Élaborant ses œuvres au moyen de diverses matières textiles, Tina Marais inscrit sa démarche dans un processus de recherche-création dynamique. Contrastant fibres naturelles et tissus synthétiques, elle conçoit des formes qui rappellent des systèmes et des corps organiques, des mutations cellulaires ou alors des bribes de souvenirs tactiles. Tant dans sa technique que dans ses réalisations, elle s’appuie sur des considérations portant sur un flux constant, des réalités mouvantes, une imperceptible décomposition ou, au contraire, une croissance exubérante.

 

Suivant leur origine, les matières employées renvoient aux contrecoups des déplacements forcés, du colonialisme et du capitalisme de même qu’aux répercussions environnementales de l’industrie textile – tout particulièrement sur la vulnérabilité des réseaux d’approvisionnement en eau.
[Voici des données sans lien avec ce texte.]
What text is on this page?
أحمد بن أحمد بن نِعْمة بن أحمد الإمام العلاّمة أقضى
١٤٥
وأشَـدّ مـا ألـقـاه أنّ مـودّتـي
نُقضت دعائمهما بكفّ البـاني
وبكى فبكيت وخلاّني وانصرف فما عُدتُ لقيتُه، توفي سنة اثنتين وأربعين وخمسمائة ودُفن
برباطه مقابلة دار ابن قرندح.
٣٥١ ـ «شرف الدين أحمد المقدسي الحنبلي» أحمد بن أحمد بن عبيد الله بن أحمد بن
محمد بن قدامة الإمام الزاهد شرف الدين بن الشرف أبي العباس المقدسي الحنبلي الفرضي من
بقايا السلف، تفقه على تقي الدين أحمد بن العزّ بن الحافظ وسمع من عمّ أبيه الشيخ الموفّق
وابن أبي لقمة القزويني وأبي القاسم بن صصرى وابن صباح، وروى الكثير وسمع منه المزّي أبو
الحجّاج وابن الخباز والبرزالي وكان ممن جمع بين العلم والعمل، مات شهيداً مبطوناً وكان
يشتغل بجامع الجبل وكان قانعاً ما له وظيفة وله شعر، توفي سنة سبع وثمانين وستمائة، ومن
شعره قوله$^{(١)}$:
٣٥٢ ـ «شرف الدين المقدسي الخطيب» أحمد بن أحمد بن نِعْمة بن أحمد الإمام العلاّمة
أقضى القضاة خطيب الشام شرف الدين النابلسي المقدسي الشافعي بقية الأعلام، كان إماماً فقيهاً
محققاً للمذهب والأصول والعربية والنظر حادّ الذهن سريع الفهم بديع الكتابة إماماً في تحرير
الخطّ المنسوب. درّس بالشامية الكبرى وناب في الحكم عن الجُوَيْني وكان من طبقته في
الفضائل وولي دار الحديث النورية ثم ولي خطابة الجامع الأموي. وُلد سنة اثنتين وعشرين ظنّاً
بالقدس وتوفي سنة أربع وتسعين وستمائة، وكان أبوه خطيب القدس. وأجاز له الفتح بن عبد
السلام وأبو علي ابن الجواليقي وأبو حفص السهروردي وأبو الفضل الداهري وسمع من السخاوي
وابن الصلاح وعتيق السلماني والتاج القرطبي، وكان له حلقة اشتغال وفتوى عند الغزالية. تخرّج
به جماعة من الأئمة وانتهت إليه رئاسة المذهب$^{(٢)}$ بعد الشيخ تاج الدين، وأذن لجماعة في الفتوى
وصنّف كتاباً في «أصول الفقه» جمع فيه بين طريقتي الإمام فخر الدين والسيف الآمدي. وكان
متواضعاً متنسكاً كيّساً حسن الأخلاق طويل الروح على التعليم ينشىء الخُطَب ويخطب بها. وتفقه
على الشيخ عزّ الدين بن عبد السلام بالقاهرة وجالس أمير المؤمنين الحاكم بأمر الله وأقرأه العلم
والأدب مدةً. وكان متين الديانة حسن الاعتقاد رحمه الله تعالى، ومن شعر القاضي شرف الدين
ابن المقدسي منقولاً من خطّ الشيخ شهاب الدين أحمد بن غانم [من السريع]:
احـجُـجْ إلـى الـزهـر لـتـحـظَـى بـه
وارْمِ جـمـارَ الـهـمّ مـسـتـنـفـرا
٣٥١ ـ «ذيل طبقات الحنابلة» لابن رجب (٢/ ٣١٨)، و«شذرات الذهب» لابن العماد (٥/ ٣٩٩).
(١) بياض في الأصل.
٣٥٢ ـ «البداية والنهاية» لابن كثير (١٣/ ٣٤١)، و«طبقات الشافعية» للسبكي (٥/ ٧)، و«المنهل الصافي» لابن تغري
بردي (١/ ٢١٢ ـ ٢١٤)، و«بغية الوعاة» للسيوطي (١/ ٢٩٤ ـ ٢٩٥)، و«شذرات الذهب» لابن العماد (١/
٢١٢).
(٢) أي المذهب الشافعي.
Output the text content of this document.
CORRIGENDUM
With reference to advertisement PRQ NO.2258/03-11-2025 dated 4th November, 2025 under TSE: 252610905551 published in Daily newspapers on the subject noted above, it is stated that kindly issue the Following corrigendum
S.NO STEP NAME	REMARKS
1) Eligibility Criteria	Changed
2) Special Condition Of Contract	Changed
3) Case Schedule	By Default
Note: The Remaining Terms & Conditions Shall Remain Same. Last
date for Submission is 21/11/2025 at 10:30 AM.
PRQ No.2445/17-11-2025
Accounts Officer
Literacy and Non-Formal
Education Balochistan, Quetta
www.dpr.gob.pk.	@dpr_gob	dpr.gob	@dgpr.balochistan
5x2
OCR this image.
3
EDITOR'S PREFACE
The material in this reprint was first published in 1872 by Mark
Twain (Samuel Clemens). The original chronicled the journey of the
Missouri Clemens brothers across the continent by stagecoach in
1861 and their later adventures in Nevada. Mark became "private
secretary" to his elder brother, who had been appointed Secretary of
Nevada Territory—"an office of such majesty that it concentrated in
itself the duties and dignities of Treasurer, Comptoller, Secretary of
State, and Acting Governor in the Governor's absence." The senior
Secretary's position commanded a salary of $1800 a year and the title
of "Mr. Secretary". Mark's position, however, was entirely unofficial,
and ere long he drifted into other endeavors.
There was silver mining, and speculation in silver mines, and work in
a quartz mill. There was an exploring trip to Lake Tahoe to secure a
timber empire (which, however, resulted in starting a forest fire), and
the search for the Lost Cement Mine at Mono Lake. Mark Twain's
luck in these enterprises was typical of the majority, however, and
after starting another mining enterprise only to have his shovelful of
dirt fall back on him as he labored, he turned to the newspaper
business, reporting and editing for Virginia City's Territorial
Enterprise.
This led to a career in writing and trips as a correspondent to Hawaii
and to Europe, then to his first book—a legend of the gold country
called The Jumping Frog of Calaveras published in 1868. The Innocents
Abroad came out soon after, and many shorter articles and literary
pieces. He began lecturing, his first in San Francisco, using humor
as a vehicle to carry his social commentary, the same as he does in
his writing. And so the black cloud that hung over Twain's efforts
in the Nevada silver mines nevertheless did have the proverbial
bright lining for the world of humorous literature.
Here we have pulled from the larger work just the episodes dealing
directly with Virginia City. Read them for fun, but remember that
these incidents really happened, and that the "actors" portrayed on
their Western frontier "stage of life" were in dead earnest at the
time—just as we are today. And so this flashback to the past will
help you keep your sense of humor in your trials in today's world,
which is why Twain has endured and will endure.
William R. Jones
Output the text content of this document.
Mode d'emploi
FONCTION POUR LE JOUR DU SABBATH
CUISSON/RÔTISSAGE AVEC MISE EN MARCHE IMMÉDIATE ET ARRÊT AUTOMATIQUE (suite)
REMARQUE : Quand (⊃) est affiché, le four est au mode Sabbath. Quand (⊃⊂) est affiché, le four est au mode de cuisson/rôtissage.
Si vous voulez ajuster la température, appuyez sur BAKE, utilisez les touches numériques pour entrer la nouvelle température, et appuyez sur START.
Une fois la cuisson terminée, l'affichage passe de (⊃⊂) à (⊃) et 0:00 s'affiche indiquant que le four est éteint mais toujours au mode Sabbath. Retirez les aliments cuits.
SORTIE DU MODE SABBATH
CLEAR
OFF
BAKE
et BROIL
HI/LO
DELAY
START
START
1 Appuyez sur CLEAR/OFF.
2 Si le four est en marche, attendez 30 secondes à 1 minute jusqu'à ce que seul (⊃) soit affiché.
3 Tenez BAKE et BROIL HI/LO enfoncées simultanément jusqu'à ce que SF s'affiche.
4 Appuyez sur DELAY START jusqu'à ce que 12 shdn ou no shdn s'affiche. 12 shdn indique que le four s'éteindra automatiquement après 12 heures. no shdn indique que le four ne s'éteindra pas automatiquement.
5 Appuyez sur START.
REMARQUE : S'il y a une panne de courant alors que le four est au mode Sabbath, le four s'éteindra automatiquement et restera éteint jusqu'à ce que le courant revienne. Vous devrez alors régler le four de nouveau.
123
En définitive, le caractère texturé des œuvres de Tina Marais évoque un désir tactile de rapprochement et d’interaction.

 

Tina Marais est une artiste travaillant le textile résidant à Montréal. Elle crée des abstractions qui abordent des questions de matérialité enchevêtrées et les systèmes écologiques. Son travail a été présenté aux niveaux national et international, dans des expositions solos et collectives. Elle était artiste invitée à la biennale BIEN (2021, Slovénie), et a été sélectionnée pour la première biennale internationale d’art matériel contemporain de Chine, MATERIAL THINKING (2022). Elle a reçu des bourses du Conseil des arts du Canada et du Conseil des Arts et Lettres du Québec, entre autres. En 2019, on lui a accordé la bourse pour l'excellence en arts visuels de la fondation Dora and Avi Morrow. Elle complète présentement sa maîtrise en arts visuels à Concordia (2022).